ACTE II - SCENE IV
MADAME GROBOIS
PHEDRE, puis ETIENNE.
PHEDRE
(entrant. )
Ah ! c'est vous, madame Grobois. Où sont les autres ?
MADAME GROBOIS
Ils enlèvent Châtel-Tarraut en automobile.
PHEDRE
Non !
MADAME GROBOIS
Si. Voulez-vous voir le départ ?
PHEDRE
Pas pour un empire que je raterai ça ! (Elle va vers la terrasse. ETIENNE entre de gauche.)
Eh ! bien, non… vous me le raconterez.
MADAME GROBOIS
C'est ça !… je vous le raconterai.
(Elle sort.)
PHEDRE
Ah ! c'est vous, monsieur Etienne !… D'où venez-vous donc ?
ETIENNE
Oh !… c'est sans intérêt.
PHEDRE
Mais tout a de l'intérêt… à la veille de ce grand jour.
ETIENNE
J'étais allé changer de chemise, parce que j'étais en transpiration.
PHEDRE
Oh ! mon pauvre ami.
ETIENNE
Bah ! C'est sec à présent.
PHEDRE
Ah ! bon.
ETIENNE
Oui.
PHEDRE
(à part. )
Il n'y a pas à dire, il est beau !…
ETIENNE
Comment, patronne ?
(Bruit d'une automobile qui démarre.)
PHEDRE
Rien. Vous voyez, on nous laisse seuls. (Avec tendresse.)
On nous laisse seuls.
C'est l'auto qui s'en va.
ETIENNE
Oui, la 24 chevaux. Elle tape du moteur.
PHEDRE
Le Brison vous enlève Gabrielle et on nous laisse en tête à tête !… C'est amusant vous ne trouvez pas?… Qu'est-ce que nous allons faire ?
ETIENNE
(très naturellement. )
Moi, je vais au garage.
PHEDRE
Ah !
ETIENNE
Oui… Une réparation à surveiller.
PHEDRE
Vous ferez ça un peu plus tard.
ETIENNE
C'est que… Jourdain m'attend.
PHEDRE
Ah ! bien… Allez, alors, allez !
(ETIENNE remonte.)
PHEDRE
(brusquement. )
Ah !
ETIENNE
(accourant. )
Qu'est-ce qu'il y a?
PHEDRE
Mon pied !… Oh ! là ! là !… Je me suis foulé le pied !

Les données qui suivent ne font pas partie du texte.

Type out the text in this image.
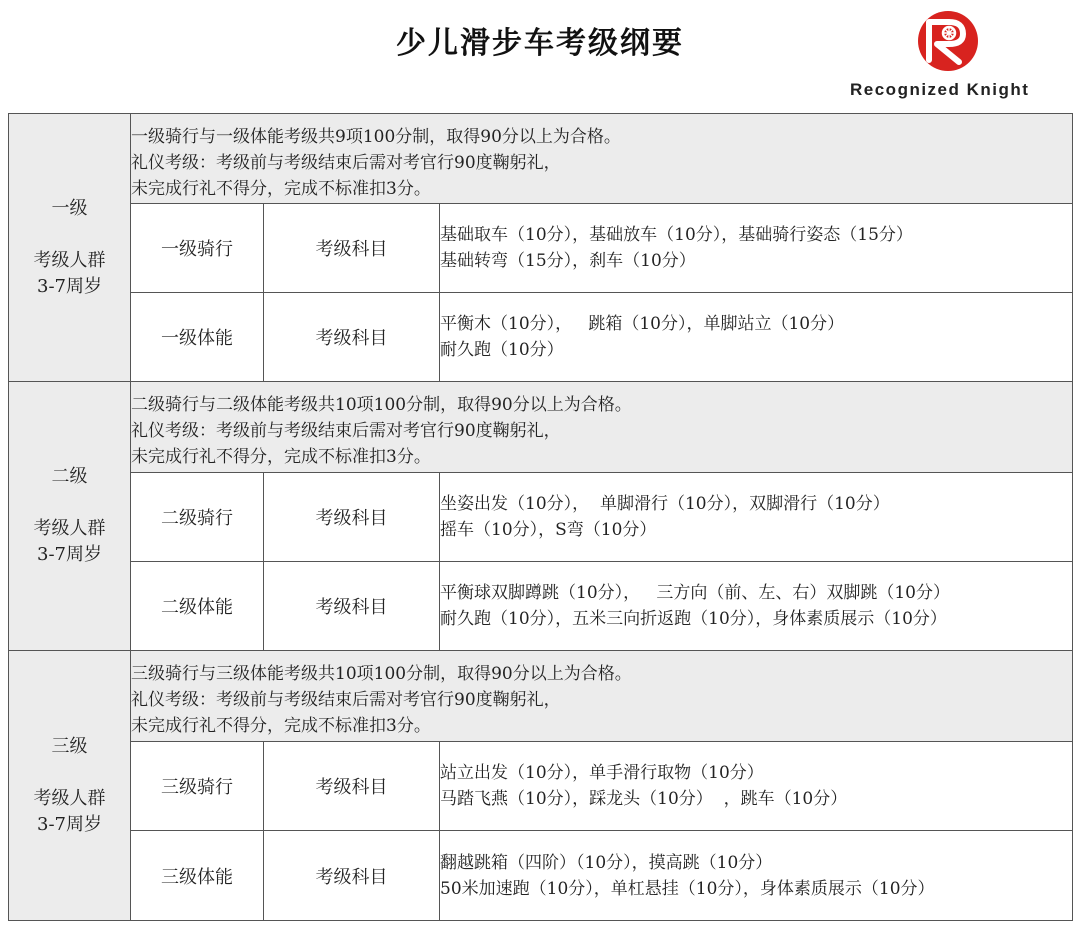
少儿滑步车考级纲要
Recognized Knight
一级
考级人群
3-7周岁	一级骑行与一级体能考级共9项100分制，取得90分以上为合格。
礼仪考级：考级前与考级结束后需对考官行90度鞠躬礼，
未完成行礼不得分，完成不标准扣3分。		

	一级骑行	考级科目	基础取车（10分），基础放车（10分），基础骑行姿态（15分）
基础转弯（15分），刹车（10分）

	一级体能	考级科目	平衡木（10分），   跳箱（10分），单脚站立（10分）
耐久跑（10分）

二级
考级人群
3-7周岁	二级骑行与二级体能考级共10项100分制，取得90分以上为合格。
礼仪考级：考级前与考级结束后需对考官行90度鞠躬礼，
未完成行礼不得分，完成不标准扣3分。		

	二级骑行	考级科目	坐姿出发（10分），  单脚滑行（10分），双脚滑行（10分）
摇车（10分），S弯（10分）

	二级体能	考级科目	平衡球双脚蹲跳（10分），   三方向（前、左、右）双脚跳（10分）
耐久跑（10分），五米三向折返跑（10分），身体素质展示（10分）

三级
考级人群
3-7周岁	三级骑行与三级体能考级共10项100分制，取得90分以上为合格。
礼仪考级：考级前与考级结束后需对考官行90度鞠躬礼，
未完成行礼不得分，完成不标准扣3分。		

	三级骑行	考级科目	站立出发（10分），单手滑行取物（10分）
马踏飞燕（10分），踩龙头（10分）  ，跳车（10分）

	三级体能	考级科目	翻越跳箱（四阶）（10分），摸高跳（10分）
50米加速跑（10分），单杠悬挂（10分），身体素质展示（10分）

(Elle s'appuie contre ETIENNE.)
ETIENNE
Comment ça ?
PHEDRE
Je ne sais pas… Je me suis tourné la cheville… Oh !
ETIENNE
Appuyez-vous !… Appuyez-vous sur moi.
PHEDRE
Non, le fauteuil !… soutenez-moi jusqu'au fauteuil.
ETIENNE
Oui, sur un pied… en sautant.
PHEDRE
Oh ! non, non, pas de secousse !… portez-moi jusque-là !
ETIENNE
Hein ! oui.
(Il la prend dans ses bras.)
PHEDRE
Attendez, pas comme ça, je suis très mal.
ETIENNE
N'ayez pas peur.
(Il fait mine d'aller au fauteuil.)
PHEDRE
Mais attendez !… Vous avez l'air de chahuter un paquet !
ETIENNE
Oh ! patronne !…
PHEDRE
Ne bougez pas. (Elle passe son bras derrière le cou d'ETIENNE et appuie sa joue contre la sienne.)
Là ! Nous sommes mieux ainsi.
ETIENNE
Je peux vous déposer maintenant sur le fauteuil ?
PHEDRE
Vous savez que vous n'êtes pas poli !…
ETIENNE
Comment, patronne ?
PHEDRE
Vous n'êtes donc pas bien ? Moi, je resterais comme ça des heures entières.
ETIENNE
Ah !…
PHEDRE
L'éternité !… vous pas ?
ETIENNE
L'éternité !… ça serait peut-être un peu long.